Teacher Eileen’s class was learning about animals of Pennsylvania when I dropped in last week. When I sat down, a 5 year old approached me, took my face between her hands, and announced, “I am an omnivore.” As the lesson moved on, Eileen asked the students to look through the classroom library and find books that would contain information on animals that live in Pennsylvania’s forests. The students enjoyed the search and I was impressed with their resourcefulness. Occasionally, a child would check with me to see if the book they’d found was appropriate. If it was a book about alligators or rhinoceroses, I was able to get them back on track pretty quickly by reminding them of the Pennsylvania forest context. One little guy brought me a copy of The Little Red Hen and asked if hens lived in the woods. I opened the book, hoping he’d pick up some clues from the illustrations. Unfortunately, this particular little red hen and her cohort live in houses, wear aprons, and bake bread. So, I asked if he’d ever been in the woods and if he’d ever seen hens there. He replied, “Well, no I didn’t see any, but that’s because I’m short.” I asked for a little more information. He responded, “There are probably wild hens who live in the forest, but they live all the way up at the top of the trees and you don’t ever see them if you’re short.” So there.
Last Friday, Friends School had a visit from Miss Pennsylvania. She is the former babysitter for a school family and hoped for a visit with the children while she was in town. While here, she spoke to our 5th-8th graders and did an interesting question and answer session with them. Before departing, Miss PA stopped in Teacher Susie’s class. Although these children pay absolutely no attention when I enter their classroom, they did notice Miss Pennsylvania, but it seems to have been due primarily to her crown. They stopped, they stared, they wondered. Finally, a small voice was heard: “Why are you wearing a crown? Is it your birthday?” (Although I really like the question, what I like even more is that they would think that wearing a crown would be a normal thing to do on one’s birthday.)

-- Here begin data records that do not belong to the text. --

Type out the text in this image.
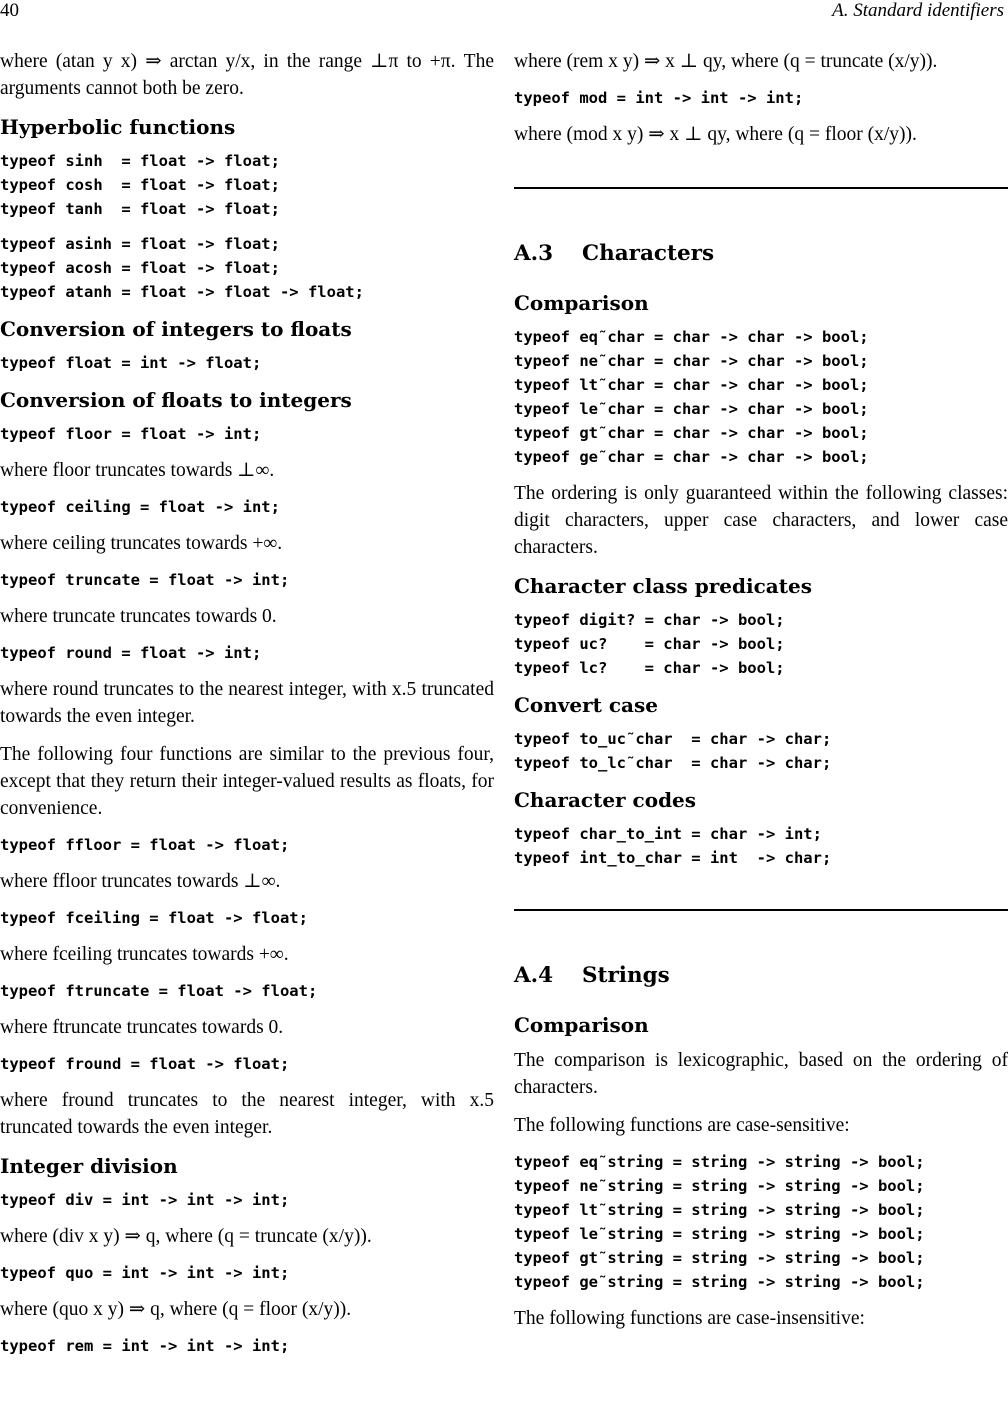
40	A. Standard identifiers

where (atan y x) ⇒ arctan y/x, in the range ⊥π to +π. The arguments cannot both be zero.

Hyperbolic functions
typeof sinh  = float -> float;
typeof cosh  = float -> float;
typeof tanh  = float -> float;
typeof asinh = float -> float;
typeof acosh = float -> float;
typeof atanh = float -> float -> float;
Conversion of integers to floats
typeof float = int -> float;
Conversion of floats to integers
typeof floor = float -> int;

where floor truncates towards ⊥∞.

typeof ceiling = float -> int;

where ceiling truncates towards +∞.

typeof truncate = float -> int;

where truncate truncates towards 0.

typeof round = float -> int;

where round truncates to the nearest integer, with x.5 truncated towards the even integer.

The following four functions are similar to the previous four, except that they return their integer-valued results as floats, for convenience.

typeof ffloor = float -> float;

where ffloor truncates towards ⊥∞.

typeof fceiling = float -> float;

where fceiling truncates towards +∞.

typeof ftruncate = float -> float;

where ftruncate truncates towards 0.

typeof fround = float -> float;

where fround truncates to the nearest integer, with x.5 truncated towards the even integer.

Integer division
typeof div = int -> int -> int;

where (div x y) ⇒ q, where (q = truncate (x/y)).

typeof quo = int -> int -> int;

where (quo x y) ⇒ q, where (q = floor (x/y)).

typeof rem = int -> int -> int;

where (rem x y) ⇒ x ⊥ qy, where (q = truncate (x/y)).

typeof mod = int -> int -> int;

where (mod x y) ⇒ x ⊥ qy, where (q = floor (x/y)).

A.3 Characters
Comparison
typeof eq˜char = char -> char -> bool;
typeof ne˜char = char -> char -> bool;
typeof lt˜char = char -> char -> bool;
typeof le˜char = char -> char -> bool;
typeof gt˜char = char -> char -> bool;
typeof ge˜char = char -> char -> bool;

The ordering is only guaranteed within the following classes: digit characters, upper case characters, and lower case characters.

Character class predicates
typeof digit? = char -> bool;
typeof uc?    = char -> bool;
typeof lc?    = char -> bool;
Convert case
typeof to_uc˜char  = char -> char;
typeof to_lc˜char  = char -> char;
Character codes
typeof char_to_int = char -> int;
typeof int_to_char = int  -> char;
A.4 Strings
Comparison

The comparison is lexicographic, based on the ordering of characters.

The following functions are case-sensitive:

typeof eq˜string = string -> string -> bool;
typeof ne˜string = string -> string -> bool;
typeof lt˜string = string -> string -> bool;
typeof le˜string = string -> string -> bool;
typeof gt˜string = string -> string -> bool;
typeof ge˜string = string -> string -> bool;

The following functions are case-insensitive:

On school picture day last week, I was helping the photographer by moving classes back and forth to the library where he was working. He took a group picture of each class, and I was impressed by his gentle manner as he arranged the group shots and instructed the kids about where to stand, kneel, or sit. Teacher Eileen’s class had been quite cooperative in following the directions and they were lined up just beautifully when the entire front row of children suddenly began to bark. It was quite astonishing because I’d seen no obvious cue or signal that might have caused them to do this. They just started to bark in concert for no apparent reason. I said, “We’d like this to be a picture of children. So, please be children right now.” There was one final ‘woof’, and then they all posed, smiled, and said ‘cheese’. I have absolutely no idea what happened, but wouldn’t entirely discount the magical explanation they would undoubtedly give me if I asked.
Thanks so much, school parents, for sending us 5 year olds. I hope you know how much they’re treasured.
Beloved assistant head of school and child whisperer, Mary retired in 2015. She is missed every day at Friends School.